Milei eliminó el Coro Nacional de Niños: 59 años de historia borrados por decreto
El Gobierno nacional disolvió por decreto el Coro Nacional de Niños, creado en 1967, y anunció su reemplazo por un programa de formación artística federal. La decisión generó el rechazo de músicos y referentes culturales, que advierten sobre la pérdida irreparable de una institución emblemática.
Lo que tardó casi seis décadas en construirse, el Gobierno de Javier Milei lo borró con un decreto. El Coro Nacional de Niños, creado en 1967 y considerado uno de los organismos culturales más emblemáticos del país, fue disuelto esta semana por decisión del Ejecutivo nacional. En su lugar, prometen un programa de formación artística. La promesa suena bonita. El problema es lo que se pierde en el camino.
La medida fue oficializada este jueves y la justificación oficial no puede ser más burocrática: el decreto sostiene que la disolución responde a la necesidad de "adecuar el funcionamiento del organismo a incompatibilidades administrativas vinculadas con la participación de menores de edad en la estructura de la Administración Pública Nacional". Dicho en criollo: no encontraron cómo encajar a los chicos en el organigrama del Estado y decidieron que era más fácil cerrar que resolver.
La Secretaría de Cultura anunció que el reemplazo será un programa de alcance federal orientado al canto coral y la danza, con convocatorias permanentes y clases magistrales a cargo de integrantes de los elencos estables nacionales. El Ejecutivo asegura que de ese esquema surgirá "un nuevo coro infantil de alto nivel artístico". Habrá que ver.
Quien no tiene dudas sobre lo que se perdió es María Isabel Sanz, directora del coro hasta la suspensión de sus actividades. "El cierre implica la desaparición de un organismo especializado cuya función no puede ser sustituida por una escuela de formación", advirtió. Sanz reveló además un detalle que habla a las claras de cómo se manejó todo: el elenco llevaba suspendido desde el 1° de abril, y cuando el personal y los niños volvieron tras el receso de Semana Santa, encontraron el edificio cerrado. Sin aviso. Sin explicaciones.
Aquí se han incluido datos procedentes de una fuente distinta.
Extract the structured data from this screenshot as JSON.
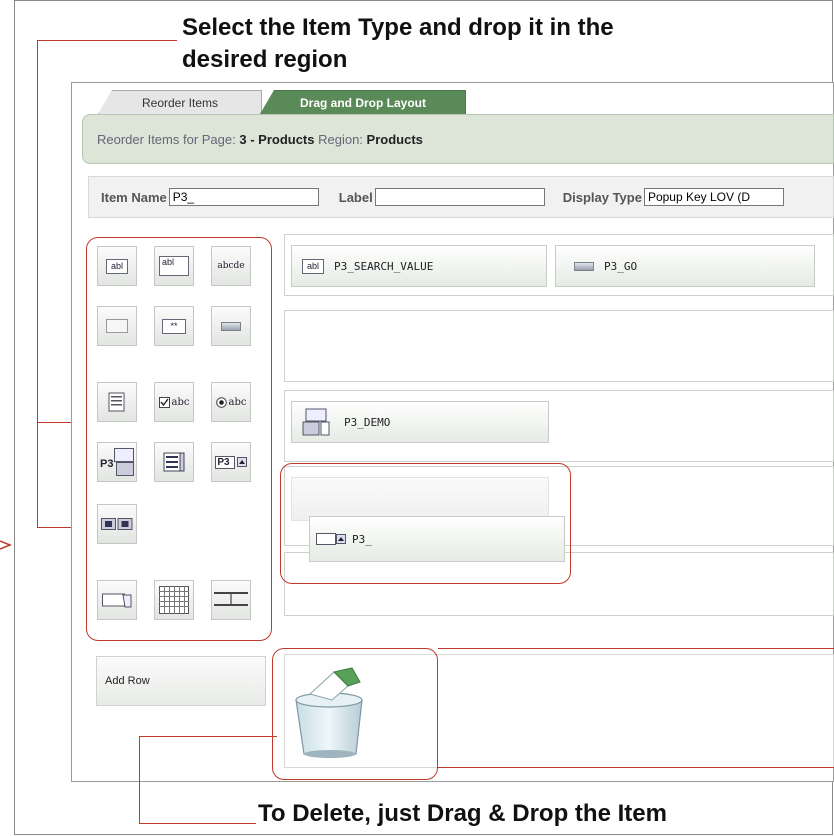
{
  "annotations": {
    "top_line1": "Select the Item Type and drop it in the",
    "top_line2": "desired region",
    "bottom": "To Delete, just Drag & Drop the Item"
  },
  "tabs": {
    "reorder_label": "Reorder Items",
    "dnd_label": "Drag and Drop Layout"
  },
  "header": {
    "prefix": "Reorder Items for Page:",
    "page_value": "3 - Products",
    "region_label": "Region:",
    "region_value": "Products"
  },
  "filters": {
    "item_name_label": "Item Name",
    "item_name_value": "P3_",
    "label_label": "Label",
    "label_value": "",
    "display_type_label": "Display Type",
    "display_type_value": "Popup Key LOV (D"
  },
  "palette": {
    "abl_small": "abl",
    "abl_large": "abl",
    "abcde": "abcde",
    "password": "**",
    "checkbox_label": "abc",
    "radio_label": "abc",
    "shuttle_label": "P3",
    "popup_label": "P3"
  },
  "layout_items": {
    "search_value": "P3_SEARCH_VALUE",
    "search_icon_text": "abl",
    "go_button": "P3_GO",
    "demo": "P3_DEMO",
    "dragged": "P3_"
  },
  "add_row_label": "Add Row",
  "colors": {
    "accent_green": "#5a8a58",
    "annotation_red": "#c0392b"
  }
}
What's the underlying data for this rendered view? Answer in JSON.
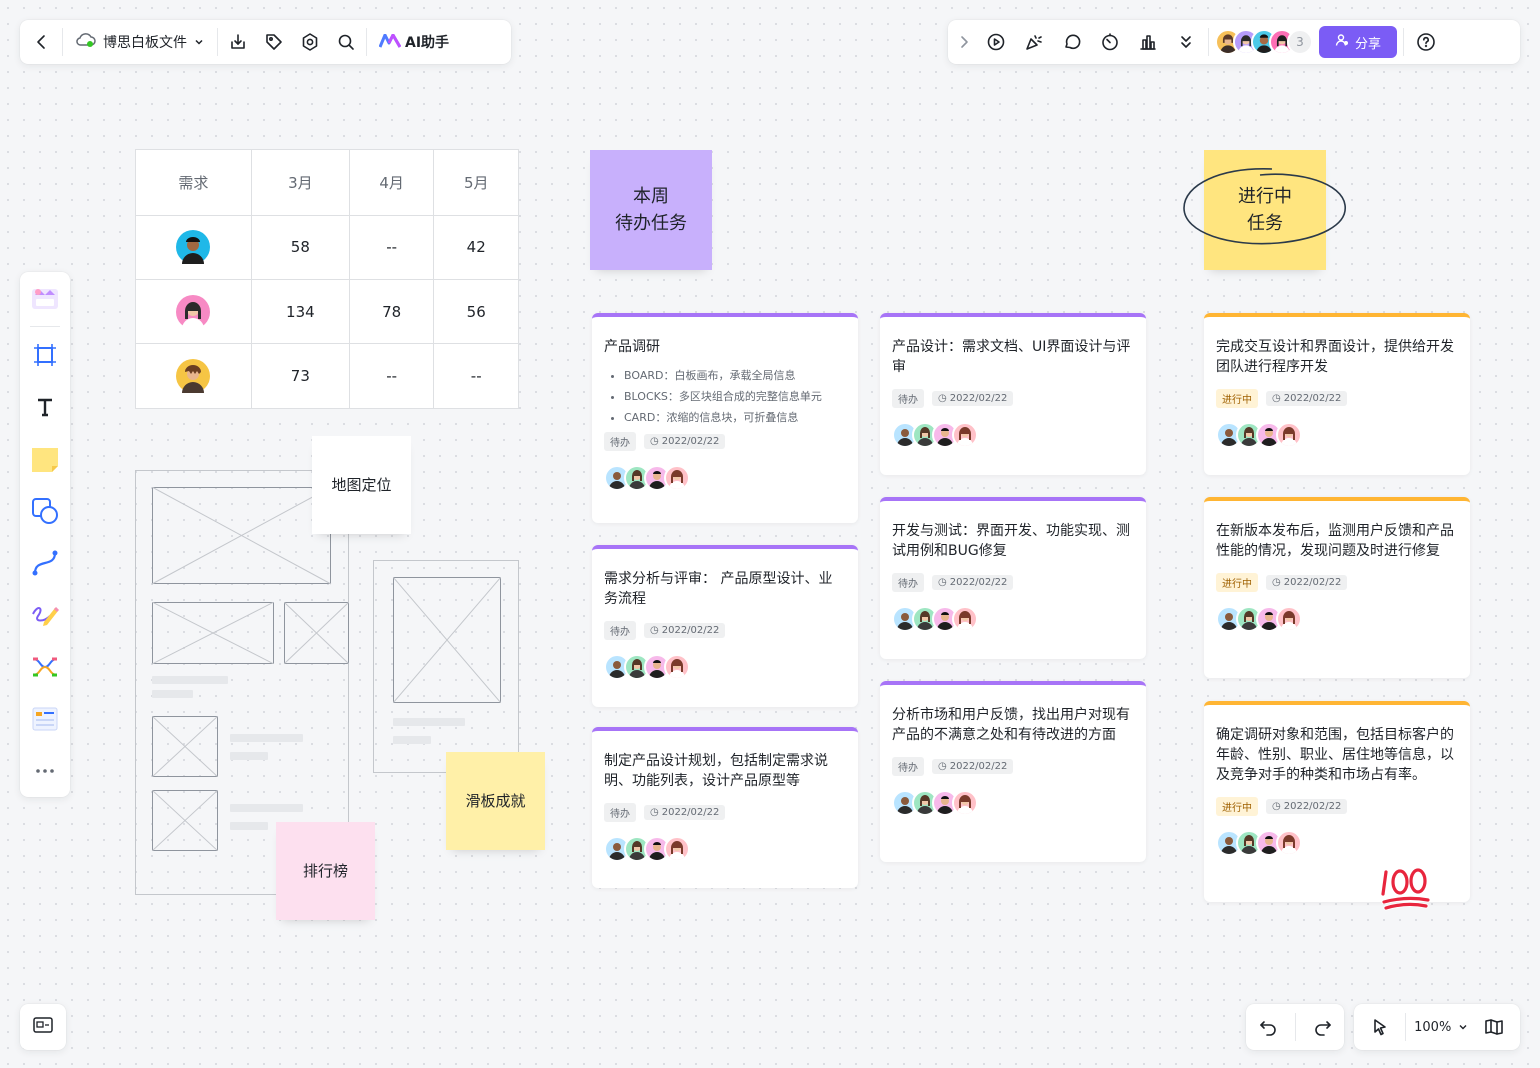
{
  "toolbar": {
    "file_name": "博思白板文件",
    "ai_label": "AI助手",
    "collaborator_count": "3",
    "share_label": "分享"
  },
  "table": {
    "headers": [
      "需求",
      "3月",
      "4月",
      "5月"
    ],
    "rows": [
      [
        "58",
        "--",
        "42"
      ],
      [
        "134",
        "78",
        "56"
      ],
      [
        "73",
        "--",
        "--"
      ]
    ]
  },
  "stickies": {
    "week_todo": [
      "本周",
      "待办任务"
    ],
    "in_progress": [
      "进行中",
      "任务"
    ],
    "map": "地图定位",
    "skate": "滑板成就",
    "rank": "排行榜"
  },
  "cards": {
    "c1": {
      "title": "产品调研",
      "bullets": [
        "BOARD：白板画布，承载全局信息",
        "BLOCKS：多区块组合成的完整信息单元",
        "CARD：浓缩的信息块，可折叠信息"
      ],
      "status": "待办",
      "date": "2022/02/22"
    },
    "c2": {
      "title": "需求分析与评审： 产品原型设计、业务流程",
      "status": "待办",
      "date": "2022/02/22"
    },
    "c3": {
      "title": "制定产品设计规划，包括制定需求说明、功能列表，设计产品原型等",
      "status": "待办",
      "date": "2022/02/22"
    },
    "c4": {
      "title": "产品设计：需求文档、UI界面设计与评审",
      "status": "待办",
      "date": "2022/02/22"
    },
    "c5": {
      "title": "开发与测试：界面开发、功能实现、测试用例和BUG修复",
      "status": "待办",
      "date": "2022/02/22"
    },
    "c6": {
      "title": "分析市场和用户反馈，找出用户对现有产品的不满意之处和有待改进的方面",
      "status": "待办",
      "date": "2022/02/22"
    },
    "c7": {
      "title": "完成交互设计和界面设计，提供给开发团队进行程序开发",
      "status": "进行中",
      "date": "2022/02/22"
    },
    "c8": {
      "title": "在新版本发布后，监测用户反馈和产品性能的情况，发现问题及时进行修复",
      "status": "进行中",
      "date": "2022/02/22"
    },
    "c9": {
      "title": "确定调研对象和范围，包括目标客户的年龄、性别、职业、居住地等信息，以及竞争对手的种类和市场占有率。",
      "status": "进行中",
      "date": "2022/02/22"
    }
  },
  "zoom": {
    "level": "100%"
  },
  "colors": {
    "accent": "#7b5cf5",
    "card_purple": "#a774f7",
    "card_orange": "#ffb533",
    "sticky_purple": "#c8b0fc",
    "sticky_yellow": "#ffe57f",
    "sticky_pink": "#fde0ef"
  }
}
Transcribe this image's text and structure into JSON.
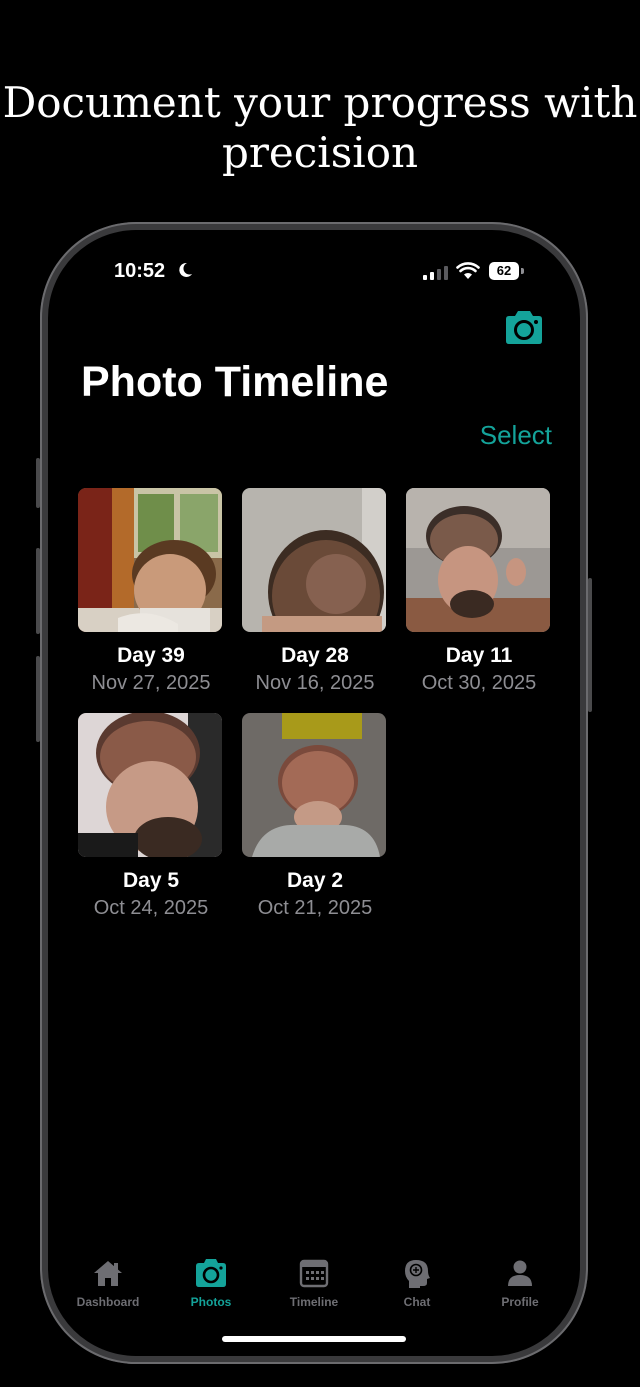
{
  "headline": "Document your progress with precision",
  "status_bar": {
    "time": "10:52",
    "battery": "62"
  },
  "page": {
    "title": "Photo Timeline",
    "select_label": "Select"
  },
  "photos": [
    {
      "day": "Day 39",
      "date": "Nov 27, 2025"
    },
    {
      "day": "Day 28",
      "date": "Nov 16, 2025"
    },
    {
      "day": "Day 11",
      "date": "Oct 30, 2025"
    },
    {
      "day": "Day 5",
      "date": "Oct 24, 2025"
    },
    {
      "day": "Day 2",
      "date": "Oct 21, 2025"
    }
  ],
  "tabs": [
    {
      "label": "Dashboard",
      "icon": "house-icon"
    },
    {
      "label": "Photos",
      "icon": "camera-icon",
      "active": true
    },
    {
      "label": "Timeline",
      "icon": "calendar-icon"
    },
    {
      "label": "Chat",
      "icon": "head-brain-icon"
    },
    {
      "label": "Profile",
      "icon": "person-icon"
    }
  ],
  "colors": {
    "accent": "#14a39a",
    "background": "#000000",
    "muted": "#8e8e93"
  }
}
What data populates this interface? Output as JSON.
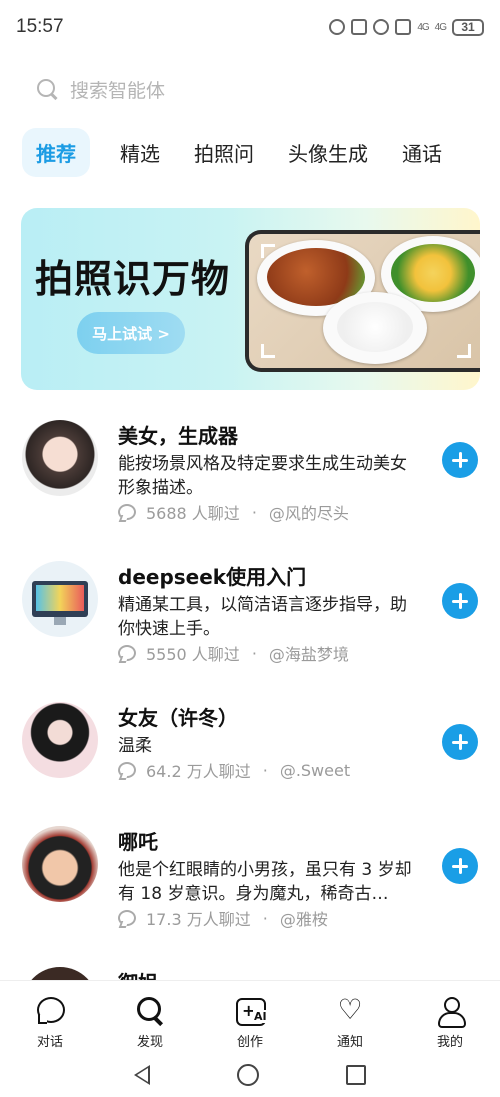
{
  "status_bar": {
    "time": "15:57",
    "battery": "31",
    "signal_1": "4G",
    "signal_2": "4G"
  },
  "search": {
    "placeholder": "搜索智能体"
  },
  "tabs": [
    {
      "label": "推荐",
      "active": true
    },
    {
      "label": "精选",
      "active": false
    },
    {
      "label": "拍照问",
      "active": false
    },
    {
      "label": "头像生成",
      "active": false
    },
    {
      "label": "通话",
      "active": false
    }
  ],
  "banner": {
    "title": "拍照识万物",
    "button_label": "马上试试 >"
  },
  "agents": [
    {
      "title": "美女，生成器",
      "description": "能按场景风格及特定要求生成生动美女形象描述。",
      "chats": "5688 人聊过",
      "author": "@风的尽头"
    },
    {
      "title": "deepseek使用入门",
      "description": "精通某工具，以简洁语言逐步指导，助你快速上手。",
      "chats": "5550 人聊过",
      "author": "@海盐梦境"
    },
    {
      "title": "女友（许冬）",
      "description": "温柔",
      "chats": "64.2 万人聊过",
      "author": "@.Sweet"
    },
    {
      "title": "哪吒",
      "description": "他是个红眼睛的小男孩，虽只有 3 岁却有 18 岁意识。身为魔丸，稀奇古…",
      "chats": "17.3 万人聊过",
      "author": "@雅桉"
    },
    {
      "title": "御姐",
      "description": "",
      "chats": "",
      "author": ""
    }
  ],
  "separator": "·",
  "bottom_nav": [
    {
      "label": "对话",
      "icon": "chat-icon"
    },
    {
      "label": "发现",
      "icon": "search-icon"
    },
    {
      "label": "创作",
      "icon": "create-ai-icon"
    },
    {
      "label": "通知",
      "icon": "heart-icon"
    },
    {
      "label": "我的",
      "icon": "person-icon"
    }
  ],
  "create_icon_text": {
    "plus": "+",
    "ai": "AI"
  },
  "colors": {
    "accent": "#1a9ee6",
    "tab_active_bg": "#e9f6fd",
    "muted_text": "#9b9b9b"
  }
}
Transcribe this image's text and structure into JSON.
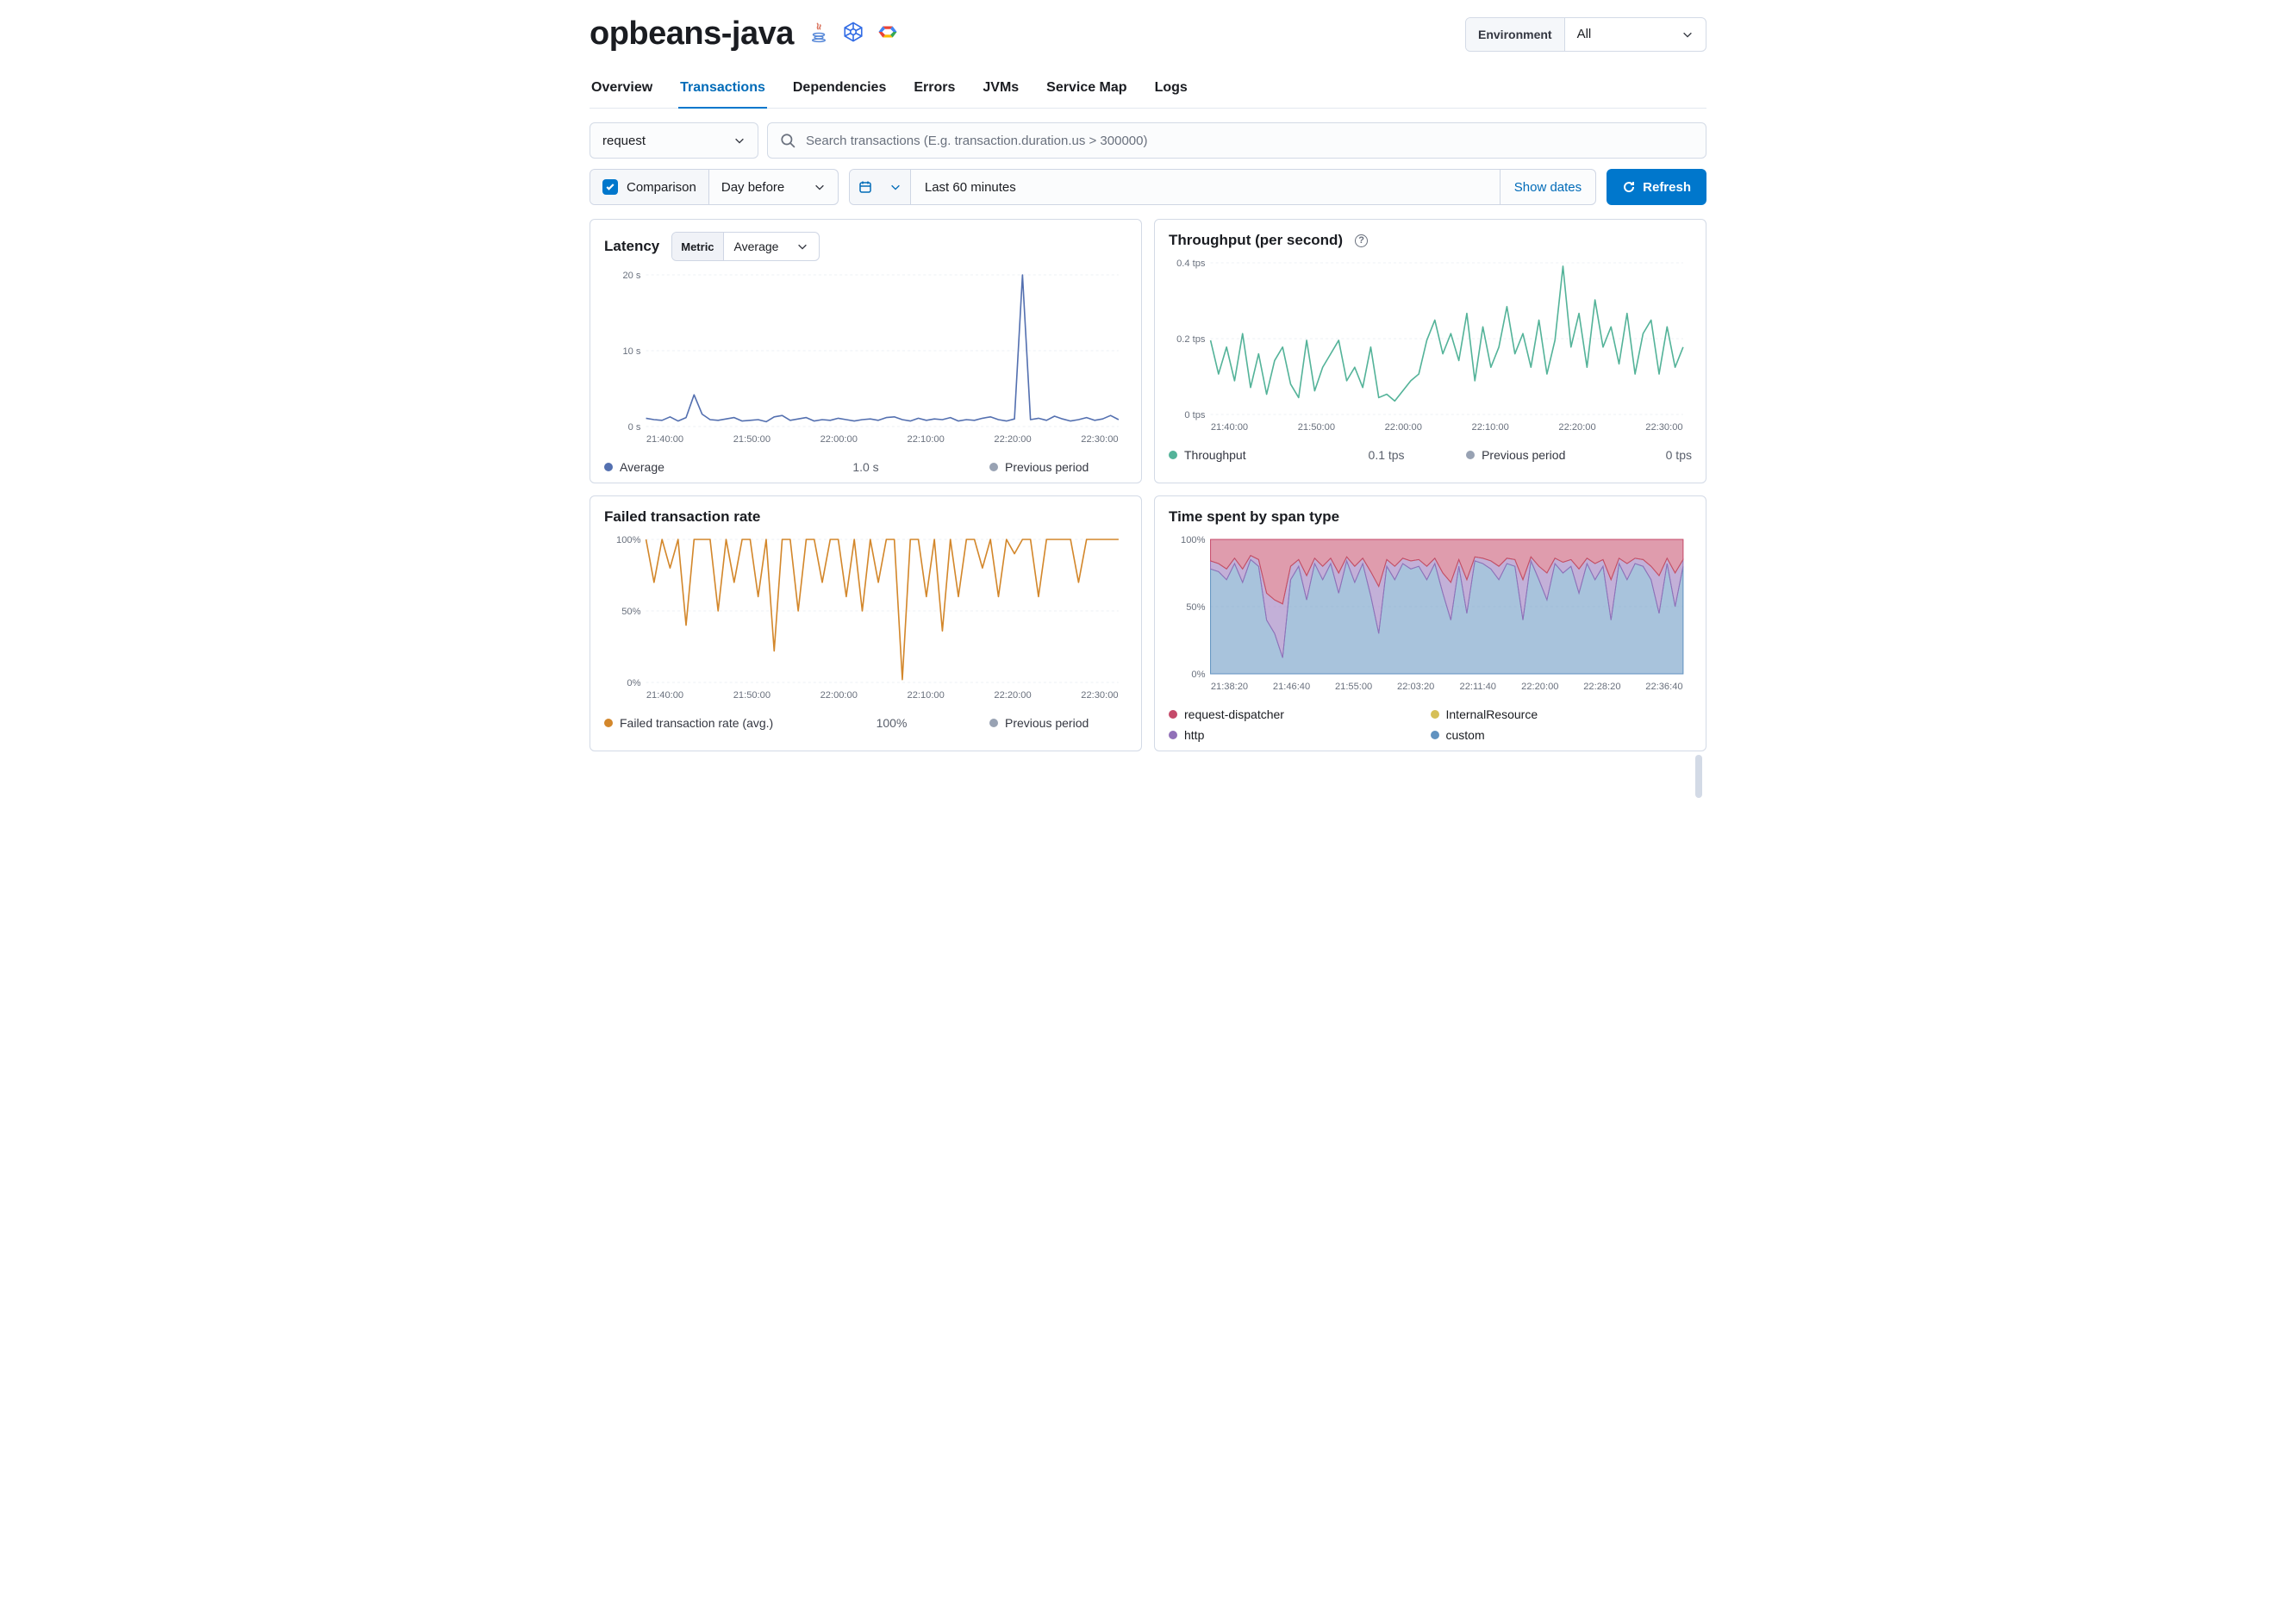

Así nomás.
El deterioro venía de antes. La directora explicó que la planta del coro, prevista para cuarenta integrantes, había quedado reducida a apenas veinte porque la gestión no permitía incorporar nuevos coreutas. Los chicos que cumplían la edad límite se iban, y no entraba nadie nuevo. Un vaciamiento silencioso antes del golpe final.
El periodista Nelson Castro, en Radio Rivadavia, lo puso en números con una frase que circuló rápido: "Qué muestra de ignorancia. Presidente, el costo presupuestario de todo el coro era el sueldo de un senador". Es el tipo de dato que incomoda porque es difícil de rebatir. No se trata de un gasto millonario ni de una estructura elefantiásica. Se trata de una institución que formó a generaciones de músicos argentinos, que participó de producciones sinfónico-corales de nivel internacional, y que costaba, en términos presupuestarios, una fracción mínima del Estado.
¿Cuánto vale eso? La pregunta no es retórica. Tiene respuesta en cada uno de los cantantes que pasaron por ese coro, en cada concierto que representó a la Argentina en el exterior, en cada pibe de cualquier provincia que encontró en ese espacio una puerta de entrada al mundo de la música.
El cierre del Coro Nacional de Niños no es un hecho aislado. Se suma a una serie de reestructuraciones que el Gobierno viene aplicando sobre organismos culturales nacionales desde que asumió. El patrón se repite: primero el vaciamiento gradual, después la justificación técnica, finalmente el decreto. Y cuando alguien protesta, la respuesta es que habrá algo mejor en el futuro. Hasta ahora, ese futuro no llegó para ninguna de las instituciones que ya no están.
Una institución que sobrevivió dictaduras, crisis económicas y cambios de gobierno durante 59 años no resistió la motosierra. Eso también es un dato.
Preguntas frecuentes
Por qué Milei cerró el Coro Nacional de Niños?
El decreto oficial justifica la disolución por 'incompatibilidades administrativas vinculadas con la participación de menores de edad en la Administración Pública Nacional'. El Gobierno prometió reemplazarlo con un programa de formación artística federal.
Qué va a pasar con los chicos que estaban en el Coro Nacional de Niños?
Según la Secretaría de Cultura, el nuevo programa de formación artística federal incluirá convocatorias permanentes y clases magistrales, aunque la directora del coro advirtió que ese esquema no puede reemplazar a un organismo especializado.
Cuánto costaba el Coro Nacional de Niños al Estado?
El periodista Nelson Castro señaló en Radio Rivadavia que el costo presupuestario total del coro equivalía al sueldo de un senador nacional, lo que lo convierte en uno de los organismos culturales de menor costo relativo del Estado.